An awesome theory, but apparently not the case. A loyal Commenter gives me the sad but accurate news
Hate to ruin a good theory, but unless Kathie Staska and George Mangrum were *really* into promoting the ruse, it doesn't seem like it holds up. Check out the "Rock Talk from KG" column in, e.g., the Fremont Argus from 1/24/75.Despite my brief (36 hour) elation that I had cracked a secret Keystone code, I'd rather be right. Still, I will say in my (rather self-serving) defense that Lucky Strike must have had some connection to Keystone management, since getting pre-empted for big shows by a local headliner more than once isn't likely to be a coincidence.
"Lucky Strike is the best East Bay band that is not yet on a record label. A very easy band to get behind. They are a very together clear sounding group of six young men that play danceable rock.
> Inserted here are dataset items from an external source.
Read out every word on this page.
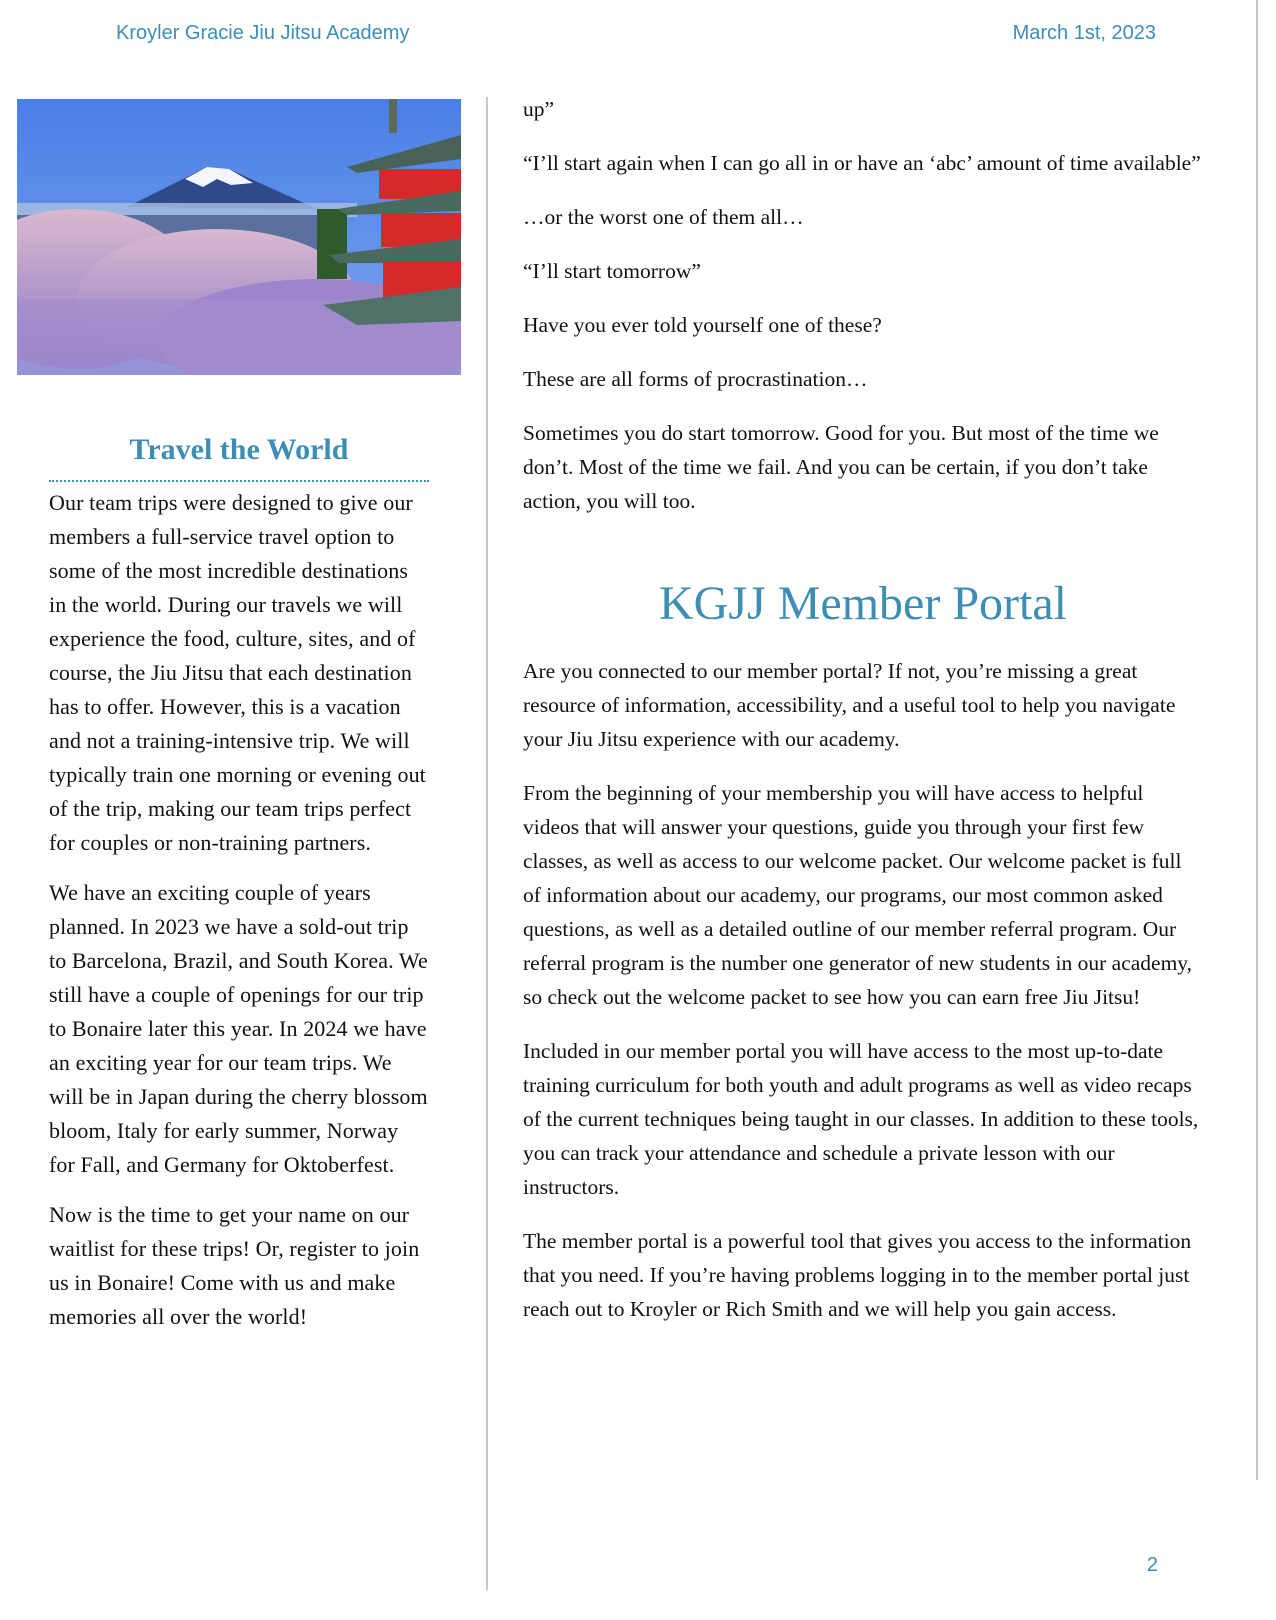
Kroyler Gracie Jiu Jitsu Academy	March 1st, 2023
Travel the World

Our team trips were designed to give our members a full-service travel option to some of the most incredible destinations in the world. During our travels we will experience the food, culture, sites, and of course, the Jiu Jitsu that each destination has to offer. However, this is a vacation and not a training-intensive trip. We will typically train one morning or evening out of the trip, making our team trips perfect for couples or non-training partners.

We have an exciting couple of years planned. In 2023 we have a sold-out trip to Barcelona, Brazil, and South Korea. We still have a couple of openings for our trip to Bonaire later this year. In 2024 we have an exciting year for our team trips. We will be in Japan during the cherry blossom bloom, Italy for early summer, Norway for Fall, and Germany for Oktoberfest.

Now is the time to get your name on our waitlist for these trips! Or, register to join us in Bonaire! Come with us and make memories all over the world!

up”

“I’ll start again when I can go all in or have an ‘abc’ amount of time available”

…or the worst one of them all…

“I’ll start tomorrow”

Have you ever told yourself one of these?

These are all forms of procrastination…

Sometimes you do start tomorrow. Good for you. But most of the time we don’t. Most of the time we fail. And you can be certain, if you don’t take action, you will too.

KGJJ Member Portal

Are you connected to our member portal? If not, you’re missing a great resource of information, accessibility, and a useful tool to help you navigate your Jiu Jitsu experience with our academy.

From the beginning of your membership you will have access to helpful videos that will answer your questions, guide you through your first few classes, as well as access to our welcome packet. Our welcome packet is full of information about our academy, our programs, our most common asked questions, as well as a detailed outline of our member referral program. Our referral program is the number one generator of new students in our academy, so check out the welcome packet to see how you can earn free Jiu Jitsu!

Included in our member portal you will have access to the most up-to-date training curriculum for both youth and adult programs as well as video recaps of the current techniques being taught in our classes. In addition to these tools, you can track your attendance and schedule a private lesson with our instructors.

The member portal is a powerful tool that gives you access to the information that you need. If you’re having problems logging in to the member portal just reach out to Kroyler or Rich Smith and we will help you gain access.

2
When they play clubs in your area Lucky Strike is a must to see and hear. They play their own material and it is excellent."
I have been poking around this and the theory really *almost* works. There are many "Lucky Strike" dates that could plausibly be Garcia dates. There are many that couldn't (e.g., November 8, 1974), but maybe Merl and Martin and them would just jam without Jerry. But the above --and evidence that Lucky Strike played other venues, including Winterland-- seems pretty cut-and-dried.
Its a good lesson though--I had heard from many people that Jerry was a Camel guy, and I didn't pay attention.